As mentioned, the following early signs of SMA are very similar to ALS, as both diseases primarily impact overall muscle movement and control:

1. Troubles sitting up, walking, standing independently.
2. Early signs of compromised fetal movements are indicative of Type I SMA, and crop up during late pregnancy.

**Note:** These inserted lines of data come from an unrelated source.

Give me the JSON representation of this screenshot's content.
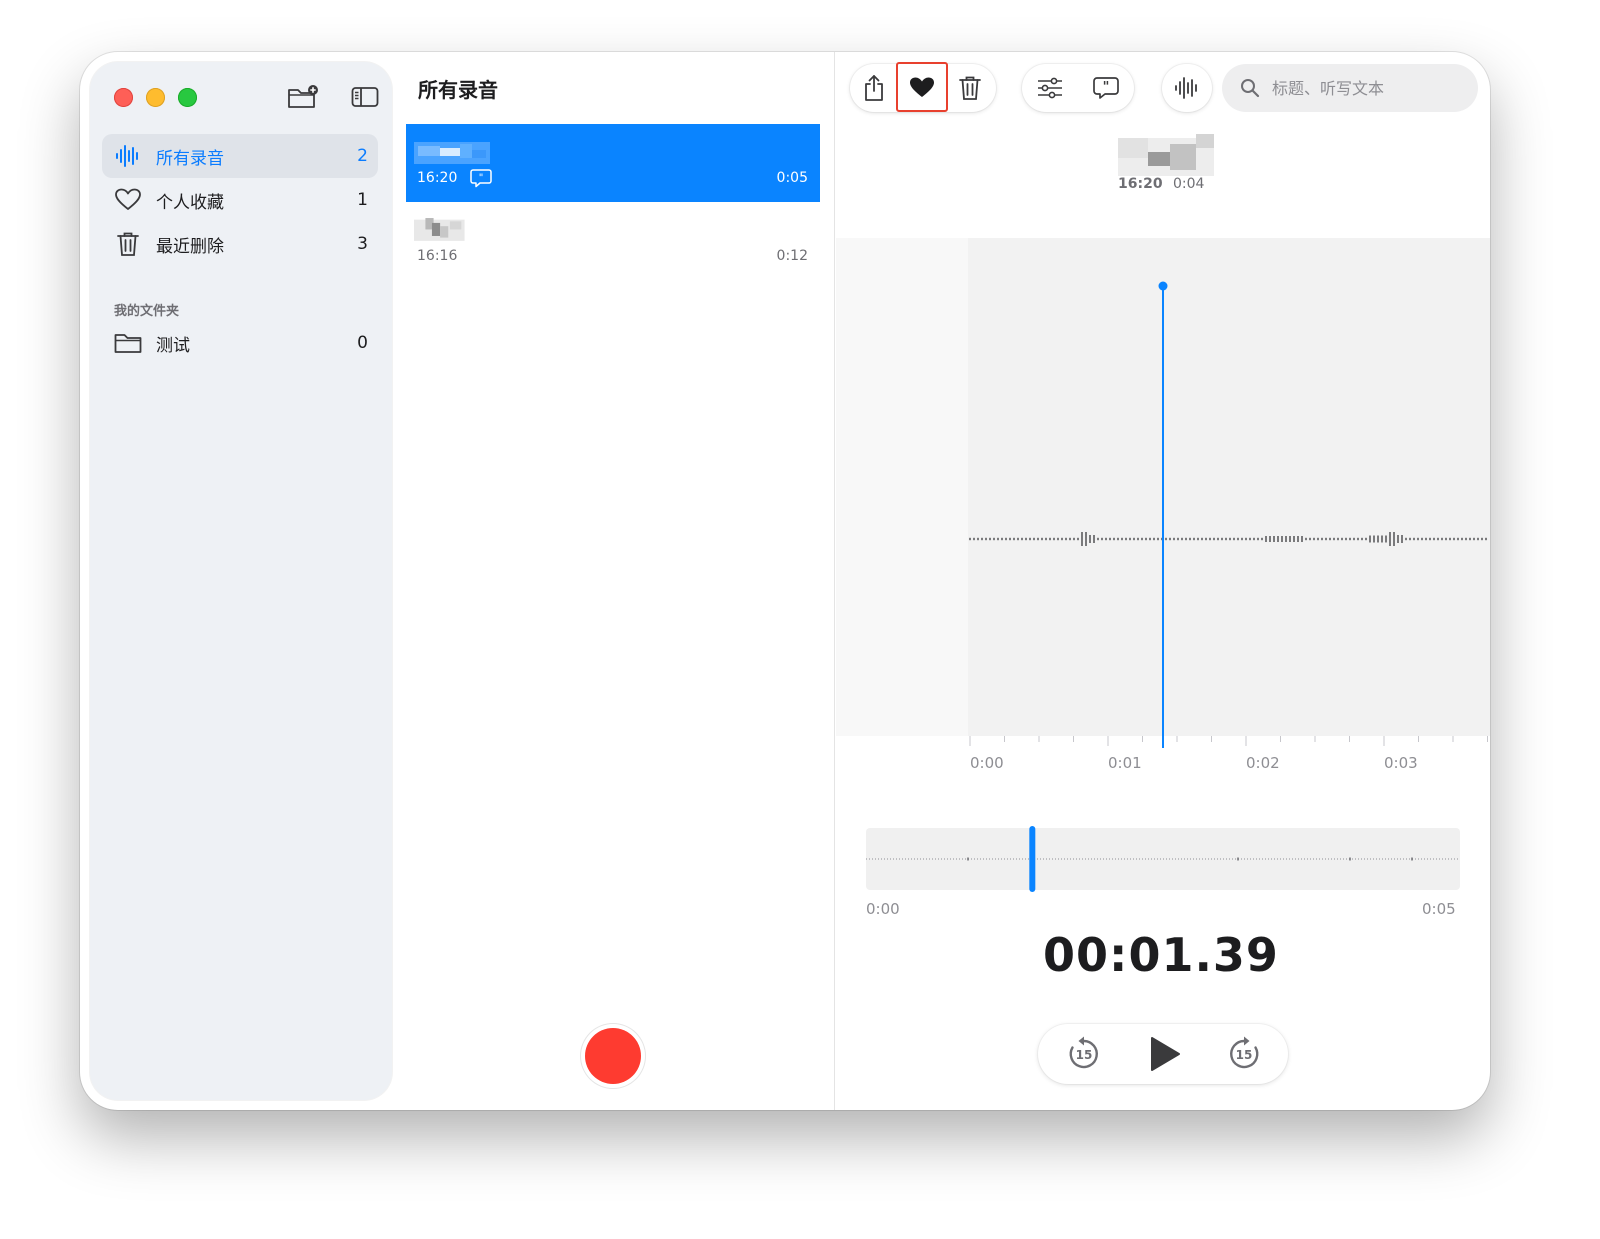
{
  "window": {
    "title": "所有录音"
  },
  "sidebar": {
    "items": [
      {
        "label": "所有录音",
        "count": "2",
        "icon": "waveform-icon",
        "selected": true
      },
      {
        "label": "个人收藏",
        "count": "1",
        "icon": "heart-icon"
      },
      {
        "label": "最近删除",
        "count": "3",
        "icon": "trash-icon"
      }
    ],
    "section_title": "我的文件夹",
    "folders": [
      {
        "label": "测试",
        "count": "0",
        "icon": "folder-icon"
      }
    ],
    "new_folder_icon": "new-folder-icon",
    "toggle_sidebar_icon": "sidebar-toggle-icon"
  },
  "list": {
    "title": "所有录音",
    "recordings": [
      {
        "time": "16:20",
        "duration": "0:05",
        "has_transcript": true,
        "selected": true
      },
      {
        "time": "16:16",
        "duration": "0:12"
      }
    ],
    "record_button": "record-icon"
  },
  "toolbar": {
    "share_icon": "share-icon",
    "favorite_icon": "heart-filled-icon",
    "delete_icon": "trash-icon",
    "options_icon": "sliders-icon",
    "transcript_icon": "transcript-icon",
    "enhance_icon": "waveform-icon",
    "search_placeholder": "标题、听写文本"
  },
  "detail": {
    "time": "16:20",
    "duration": "0:04",
    "timeline_labels": [
      "0:00",
      "0:01",
      "0:02",
      "0:03"
    ],
    "mini_start": "0:00",
    "mini_end": "0:05",
    "playhead_position": "00:01.39",
    "mini_progress_fraction": 0.28,
    "skip_back_label": "15",
    "skip_forward_label": "15"
  },
  "colors": {
    "accent": "#0a84ff",
    "record": "#fe3b30",
    "highlight_box": "#e8402e"
  }
}
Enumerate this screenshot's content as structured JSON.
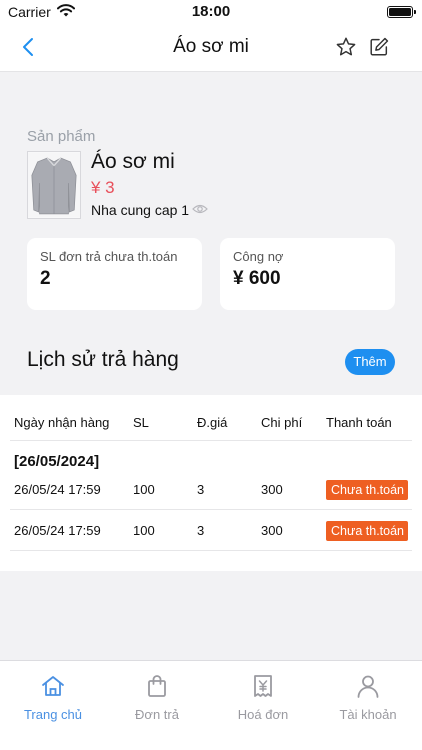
{
  "status_bar": {
    "carrier": "Carrier",
    "time": "18:00"
  },
  "navbar": {
    "title": "Áo sơ mi"
  },
  "product": {
    "section_label": "Sản phẩm",
    "name": "Áo sơ mi",
    "price": "¥ 3",
    "supplier": "Nha cung cap 1"
  },
  "stats": {
    "unpaid_label": "SL đơn trả chưa th.toán",
    "unpaid_value": "2",
    "debt_label": "Công nợ",
    "debt_value": "¥ 600"
  },
  "history": {
    "title": "Lịch sử trả hàng",
    "add_label": "Thêm",
    "columns": [
      "Ngày nhận hàng",
      "SL",
      "Đ.giá",
      "Chi phí",
      "Thanh toán"
    ],
    "group_date": "[26/05/2024]",
    "rows": [
      {
        "date": "26/05/24 17:59",
        "qty": "100",
        "price": "3",
        "cost": "300",
        "payment": "Chưa th.toán"
      },
      {
        "date": "26/05/24 17:59",
        "qty": "100",
        "price": "3",
        "cost": "300",
        "payment": "Chưa th.toán"
      }
    ]
  },
  "tabbar": {
    "items": [
      {
        "label": "Trang chủ",
        "icon": "home-icon",
        "active": true
      },
      {
        "label": "Đơn trả",
        "icon": "bag-icon",
        "active": false
      },
      {
        "label": "Hoá đơn",
        "icon": "invoice-icon",
        "active": false
      },
      {
        "label": "Tài khoản",
        "icon": "person-icon",
        "active": false
      }
    ]
  },
  "colors": {
    "accent": "#1e8ff0",
    "price": "#e8505b",
    "badge": "#ee5f22",
    "active_tab": "#4a90e2"
  }
}
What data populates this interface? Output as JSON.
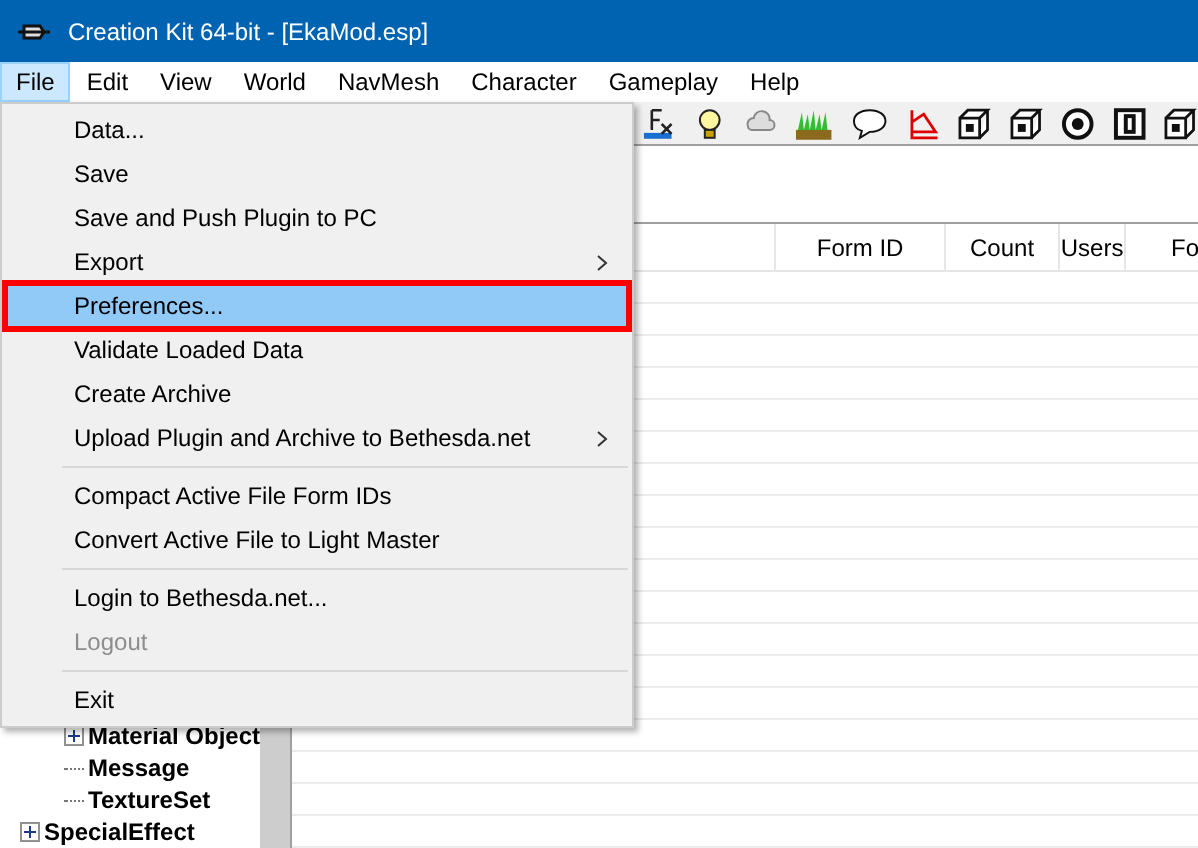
{
  "window": {
    "title": "Creation Kit 64-bit - [EkaMod.esp]"
  },
  "menu_bar": [
    {
      "label": "File",
      "selected": true
    },
    {
      "label": "Edit",
      "selected": false
    },
    {
      "label": "View",
      "selected": false
    },
    {
      "label": "World",
      "selected": false
    },
    {
      "label": "NavMesh",
      "selected": false
    },
    {
      "label": "Character",
      "selected": false
    },
    {
      "label": "Gameplay",
      "selected": false
    },
    {
      "label": "Help",
      "selected": false
    }
  ],
  "file_menu": [
    {
      "kind": "item",
      "label": "Data...",
      "selected": false,
      "disabled": false,
      "submenu": false,
      "outlined": false
    },
    {
      "kind": "item",
      "label": "Save",
      "selected": false,
      "disabled": false,
      "submenu": false,
      "outlined": false
    },
    {
      "kind": "item",
      "label": "Save and Push Plugin to PC",
      "selected": false,
      "disabled": false,
      "submenu": false,
      "outlined": false
    },
    {
      "kind": "item",
      "label": "Export",
      "selected": false,
      "disabled": false,
      "submenu": true,
      "outlined": false
    },
    {
      "kind": "item",
      "label": "Preferences...",
      "selected": true,
      "disabled": false,
      "submenu": false,
      "outlined": true
    },
    {
      "kind": "item",
      "label": "Validate Loaded Data",
      "selected": false,
      "disabled": false,
      "submenu": false,
      "outlined": false
    },
    {
      "kind": "item",
      "label": "Create Archive",
      "selected": false,
      "disabled": false,
      "submenu": false,
      "outlined": false
    },
    {
      "kind": "item",
      "label": "Upload Plugin and Archive to Bethesda.net",
      "selected": false,
      "disabled": false,
      "submenu": true,
      "outlined": false
    },
    {
      "kind": "separator"
    },
    {
      "kind": "item",
      "label": "Compact Active File Form IDs",
      "selected": false,
      "disabled": false,
      "submenu": false,
      "outlined": false
    },
    {
      "kind": "item",
      "label": "Convert Active File to Light Master",
      "selected": false,
      "disabled": false,
      "submenu": false,
      "outlined": false
    },
    {
      "kind": "separator"
    },
    {
      "kind": "item",
      "label": "Login to Bethesda.net...",
      "selected": false,
      "disabled": false,
      "submenu": false,
      "outlined": false
    },
    {
      "kind": "item",
      "label": "Logout",
      "selected": false,
      "disabled": true,
      "submenu": false,
      "outlined": false
    },
    {
      "kind": "separator"
    },
    {
      "kind": "item",
      "label": "Exit",
      "selected": false,
      "disabled": false,
      "submenu": false,
      "outlined": false
    }
  ],
  "table": {
    "columns": [
      "Form ID",
      "Count",
      "Users",
      "Fo"
    ]
  },
  "tree": [
    {
      "label": "Material Object",
      "expandable": true,
      "top": false
    },
    {
      "label": "Message",
      "expandable": false,
      "top": false
    },
    {
      "label": "TextureSet",
      "expandable": false,
      "top": false
    },
    {
      "label": "SpecialEffect",
      "expandable": true,
      "top": true
    }
  ]
}
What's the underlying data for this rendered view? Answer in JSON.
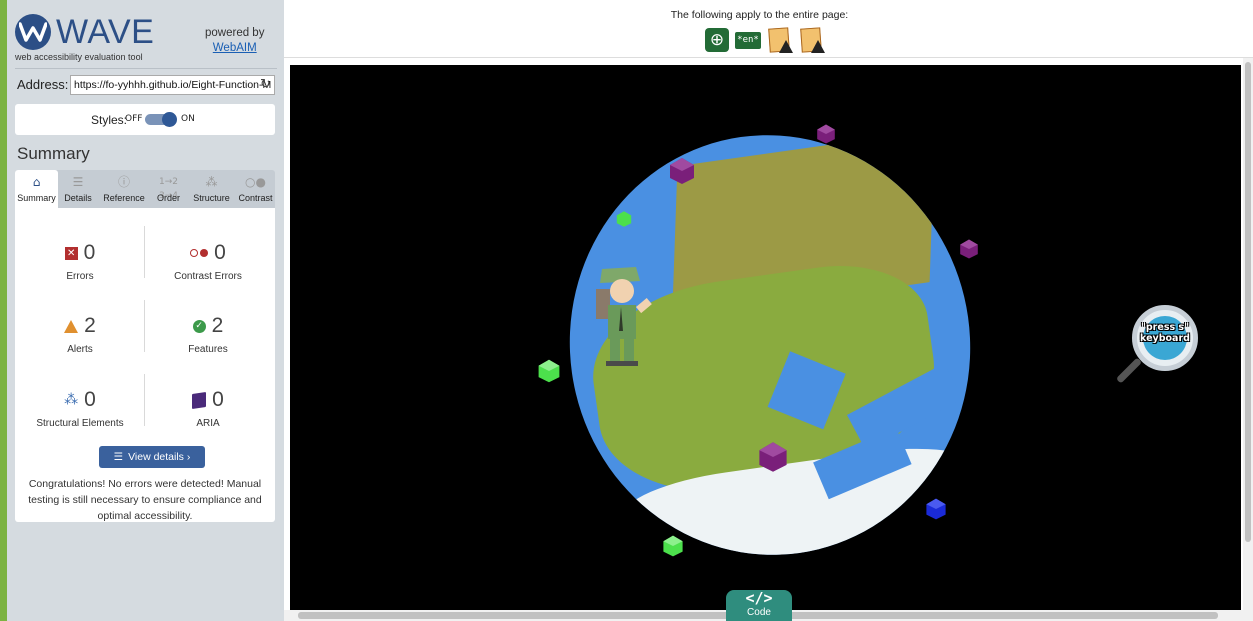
{
  "sidebar": {
    "brand": "WAVE",
    "brand_subtitle": "web accessibility evaluation tool",
    "powered_by": "powered by",
    "powered_link": "WebAIM",
    "address_label": "Address:",
    "address_value": "https://fo-yyhhh.github.io/Eight-Function-M",
    "styles_label": "Styles:",
    "styles_off": "OFF",
    "styles_on": "ON",
    "styles_state": "on",
    "summary_title": "Summary",
    "tabs": [
      {
        "label": "Summary",
        "icon": "home-icon",
        "active": true
      },
      {
        "label": "Details",
        "icon": "list-icon",
        "active": false
      },
      {
        "label": "Reference",
        "icon": "info-icon",
        "active": false
      },
      {
        "label": "Order",
        "icon": "order-icon",
        "active": false
      },
      {
        "label": "Structure",
        "icon": "structure-icon",
        "active": false
      },
      {
        "label": "Contrast",
        "icon": "contrast-icon",
        "active": false
      }
    ],
    "stats": {
      "errors": {
        "count": "0",
        "label": "Errors"
      },
      "contrast_errors": {
        "count": "0",
        "label": "Contrast Errors"
      },
      "alerts": {
        "count": "2",
        "label": "Alerts"
      },
      "features": {
        "count": "2",
        "label": "Features"
      },
      "structural": {
        "count": "0",
        "label": "Structural Elements"
      },
      "aria": {
        "count": "0",
        "label": "ARIA"
      }
    },
    "view_details": "View details ›",
    "congrats": "Congratulations! No errors were detected! Manual testing is still necessary to ensure compliance and optimal accessibility."
  },
  "topbar": {
    "text": "The following apply to the entire page:",
    "lang_badge": "*en*"
  },
  "canvas": {
    "press_hint": "\"press s\" keyboard"
  },
  "code_button": {
    "glyph": "</>",
    "label": "Code"
  },
  "colors": {
    "accent": "#2c4f86",
    "rail": "#7cb342",
    "error": "#b22f2f",
    "alert": "#e0902f",
    "feature": "#3c9a4a",
    "code": "#2f8d7e"
  }
}
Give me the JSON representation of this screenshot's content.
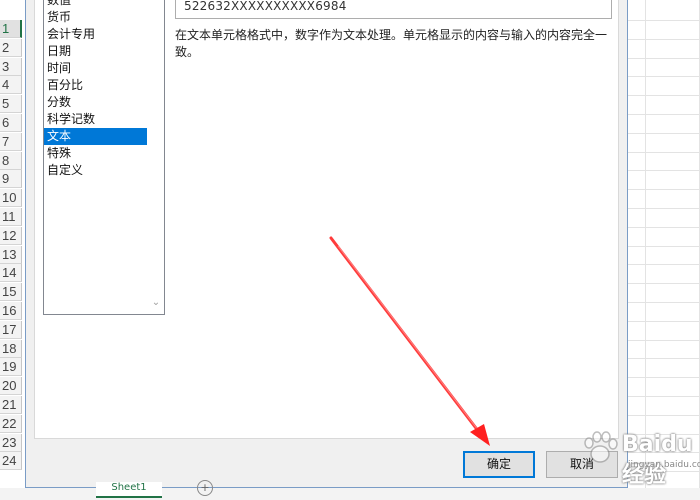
{
  "row_headers": [
    "1",
    "2",
    "3",
    "4",
    "5",
    "6",
    "7",
    "8",
    "9",
    "10",
    "11",
    "12",
    "13",
    "14",
    "15",
    "16",
    "17",
    "18",
    "19",
    "20",
    "21",
    "22",
    "23",
    "24"
  ],
  "dialog": {
    "categories": [
      {
        "label": "数值"
      },
      {
        "label": "货币"
      },
      {
        "label": "会计专用"
      },
      {
        "label": "日期"
      },
      {
        "label": "时间"
      },
      {
        "label": "百分比"
      },
      {
        "label": "分数"
      },
      {
        "label": "科学记数"
      },
      {
        "label": "文本",
        "selected": true
      },
      {
        "label": "特殊"
      },
      {
        "label": "自定义"
      }
    ],
    "sample_value": "522632XXXXXXXXXX6984",
    "description": "在文本单元格格式中，数字作为文本处理。单元格显示的内容与输入的内容完全一致。",
    "ok_label": "确定",
    "cancel_label": "取消"
  },
  "sheet_tab_label": "Sheet1",
  "watermark": {
    "text": "Baidu经验",
    "sub": "jingyan.baidu.com"
  },
  "colors": {
    "selection": "#0078d7",
    "excel_green": "#217346",
    "annotation_arrow": "#ff3b3b"
  }
}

3. Lack of control in mouth and throat muscles, resulting in decreased swallowing, chewing, and eating abilities.
4. Spasms, twitches, or involuntary muscle contractions (called fasciculations).
5. Lack of reflexes, such as grasping, catching, or holding objects, or when tapped on knee by a doctor.
6. Gradual loss of muscle tone (or Hypotonia) and increasing muscle weakness.
7. Prone to respiratory respiratory infections, such as recurrent pneumonia.
8. Lack of strength and muscle movement throughout the body, typically beginning in the legs, arms, hips, thighs, shoulders, chest, and upper back, that may lead to orthopedic assisting tools (i.e., cane, walker, wheelchair).